Zasha Weinberg (left) and Ronald Breaker.

For many years, proteins were given all the credit for mediating biochemical reactions in cells. That view changed in the early 1980s with the discovery that some RNA molecules that do not encode proteins can assume intricate three-dimensional forms and catalyse reactions. Since then, many RNA catalysts have been described, the most well-known being the ribosome — the cellular machinery for making proteins — the active complex of which consists of two large RNA molecules.

However, further work suggests that we have only just scratched the surface when it comes to understanding the scope of RNA functions. “There are going to be more exotic functions for RNA in biology,” says Ronald Breaker, a Howard Hughes Medical Institute investigator at Yale University in Connecticut, whose group conducted the study detailed on page 656. “We have not yet come to grips with all that will be discovered.”

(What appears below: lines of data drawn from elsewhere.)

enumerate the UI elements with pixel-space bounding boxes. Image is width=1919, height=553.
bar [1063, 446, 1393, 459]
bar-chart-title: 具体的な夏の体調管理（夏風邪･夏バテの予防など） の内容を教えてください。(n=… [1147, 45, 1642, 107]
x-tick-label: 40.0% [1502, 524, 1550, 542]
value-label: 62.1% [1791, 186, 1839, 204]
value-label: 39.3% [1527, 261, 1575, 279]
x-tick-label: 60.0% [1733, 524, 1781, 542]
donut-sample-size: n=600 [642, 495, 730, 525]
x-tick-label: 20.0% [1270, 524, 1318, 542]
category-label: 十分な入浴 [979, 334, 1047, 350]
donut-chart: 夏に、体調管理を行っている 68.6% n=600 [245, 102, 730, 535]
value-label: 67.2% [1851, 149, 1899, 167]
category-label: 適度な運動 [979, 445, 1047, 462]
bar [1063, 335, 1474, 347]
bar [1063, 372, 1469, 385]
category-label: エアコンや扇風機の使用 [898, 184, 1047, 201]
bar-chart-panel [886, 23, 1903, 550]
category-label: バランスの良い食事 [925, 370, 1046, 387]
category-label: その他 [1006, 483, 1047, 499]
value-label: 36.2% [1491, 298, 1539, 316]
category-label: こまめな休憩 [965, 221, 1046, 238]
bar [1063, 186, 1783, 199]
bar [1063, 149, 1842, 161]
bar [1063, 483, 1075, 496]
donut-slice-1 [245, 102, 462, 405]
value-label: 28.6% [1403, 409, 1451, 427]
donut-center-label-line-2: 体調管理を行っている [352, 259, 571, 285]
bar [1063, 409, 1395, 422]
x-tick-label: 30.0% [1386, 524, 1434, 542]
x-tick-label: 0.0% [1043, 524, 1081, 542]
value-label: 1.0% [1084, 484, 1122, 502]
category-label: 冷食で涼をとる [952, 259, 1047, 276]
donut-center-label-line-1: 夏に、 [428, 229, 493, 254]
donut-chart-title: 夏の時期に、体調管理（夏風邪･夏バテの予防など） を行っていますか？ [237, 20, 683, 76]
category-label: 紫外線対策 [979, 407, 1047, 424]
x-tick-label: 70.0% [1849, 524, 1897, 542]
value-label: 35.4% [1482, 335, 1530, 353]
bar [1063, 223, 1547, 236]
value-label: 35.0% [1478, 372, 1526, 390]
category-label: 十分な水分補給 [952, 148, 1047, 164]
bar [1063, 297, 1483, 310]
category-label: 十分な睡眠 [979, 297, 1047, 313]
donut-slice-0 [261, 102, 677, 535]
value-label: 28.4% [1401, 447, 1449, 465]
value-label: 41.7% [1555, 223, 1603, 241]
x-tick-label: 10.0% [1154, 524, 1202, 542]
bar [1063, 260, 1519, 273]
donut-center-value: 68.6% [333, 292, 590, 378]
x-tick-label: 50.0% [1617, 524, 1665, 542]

Breaker's journey towards his most recent work started when, in 2002, he identified a class of non-coding RNAs dubbed riboswitches. These help cells to respond to changing environmental conditions by binding to metabolites and then switching the expression of particular genes on or off. By determining key components in the sequences and the three-dimensional structures of riboswitches, Breaker's lab was able to devise bioinformatics tools to identify similar RNA molecules by scanning bacterial genome sequences.

Shortly after joining Breaker's lab in 2005, postdoc Zasha Weinberg started to further refine the lab's bioinformatics tools. In 2007, he embarked on a project to apply these tools to the extensive genome databases available for ocean bacteria collected by scientists such as Craig Venter. The bulk of the work, Weinberg says, consisted of sifting through thousands of computer predictions and selecting the most promising ones, by applying various algorithms and what Breaker calls 'RNA intuition'. “As RNA researchers, we have a good feel for what predicted structures are reasonable and which ones are unlikely to be functional,” he says.

In the end, Weinberg and Breaker produced a list of more than 75 RNAs that seemed worthy of investigation. Two in particular, GOLLD and HEARO, stood out because of their sheer size, which is close to that of the bacteria ribosomal RNAs. “All the other large non-coding RNAs known were identified decades ago, so this was really exciting,” says Weinberg.

Further experiments by the duo and two other postdocs whose help Weinberg enlisted revealed that GOLLD and HEARO are not only large but also assume complex three-dimensional configurations. “From the size and structural complexity of these molecules, it is likely that they catalyse biochemical reactions or are involved in equally sophisticated processes,” says Weinberg. Initial evidence suggests that GOLLD helps bacteriophages — viruses that target bacteria — to burst out of infected cells, whereas HEARO is associated with mobile genetic elements, bits of DNA that can move around the genome of a cell.

Four other RNA structures, termed IMES-1–4, also caught Weinberg's attention, owing not to their size but to their abundance. On the basis of their prevalence in bacterial samples collected in the ocean near Hawaii, the IMES seemed to be expressed at levels comparable to one of the most common bacterial RNAs, the ribosomal 5S RNA, and so might have equally important functions.

To directly test the prevalence of IMES RNAs in bacteria, the group decided to search waters close to home. “We looked at maps to find deep waters close to a location that we could drive to,” says Weinberg. In the end he and the other two postdocs set out for Block Island Sound, an area of the Atlantic Ocean off the coast of Long Island, New York. Thad Gruczka, the captain of the fishing boat they rented for the day, happened to have a degree in marine science and provided advice and assistance in water collection. Back in the lab, the group isolated RNA and then looked for matches to IMES. “They are very abundant in our own ocean samples,” says Weinberg. “Any time you go swimming, you will probably come across bacteria containing these RNAs that, until now, no one even knew existed.”

Breaker says it will take some time for his and other labs to determine the function of all of the RNAs they have identified. At the same time, they will continue to sift through other candidates and perform additional searches. And Weinberg plans to stick around to help with that work. “There will be many more RNAs to find as people sequence DNA from other environments, he says. “I am really excited about what is out there.”